Is the “Human Factor” in Security Breaches Overblown?
August 24, 2023
If you google “breaches and human error,” you’ll get a seemingly endless list of articles that declare 82%, 88%, and even 95% of breaches are the result of human error. A recent article in Security Magazine suggests that this may not be the case. The article details a two-year-old VMWare vulnerability identified as CVE-2021-21974. Large-scale ransomware attacks have targeted thousands of VMware ESXi servers worldwide with many more unpatched servers at high risk of exploitation. The Department of Homeland Security’s Cybersecurity Infrastructure Security Agency (CISA) estimates that over 3,200 servers have been compromised globally as a result of this vulnerability.

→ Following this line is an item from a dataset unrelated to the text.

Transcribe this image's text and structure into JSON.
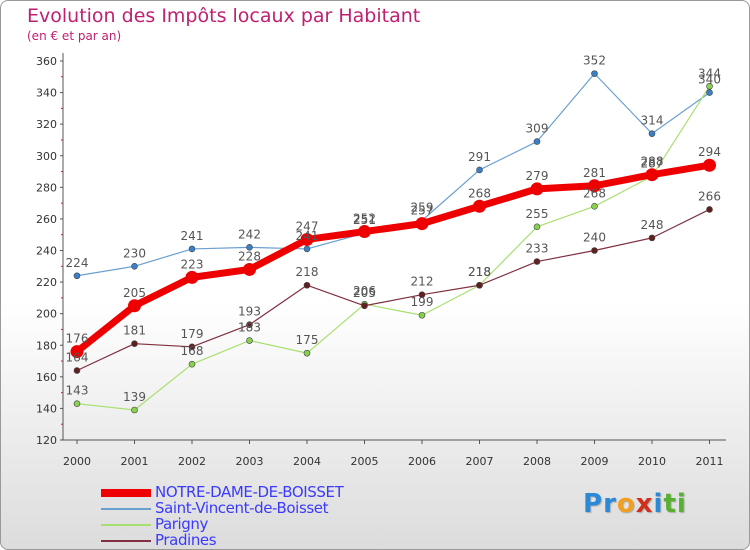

Although enterprises might be required to disclose a breach publicly if data has been compromised, they are not required to reveal the cause of the breach. Are they electing not to disclose those breaches that result from an unpatched vulnerability? Patrick Tiquet, VP of security and architecture at Keeper Security, said that VMware did share their vulnerabilities and released the update to remediate them nearly two years ago. “It should come as no surprise that threat actors are now taking advantage of known vulnerabilities at organizations that failed to deploy the security patches,” he said. With more than 24 billion sets of stolen credentials available on both the dark web and public web, and more than 26,000 new vulnerabilities discovered in 2022 alone, should we believe that only 10 to 20 percent of all breaches aren’t caused by human error?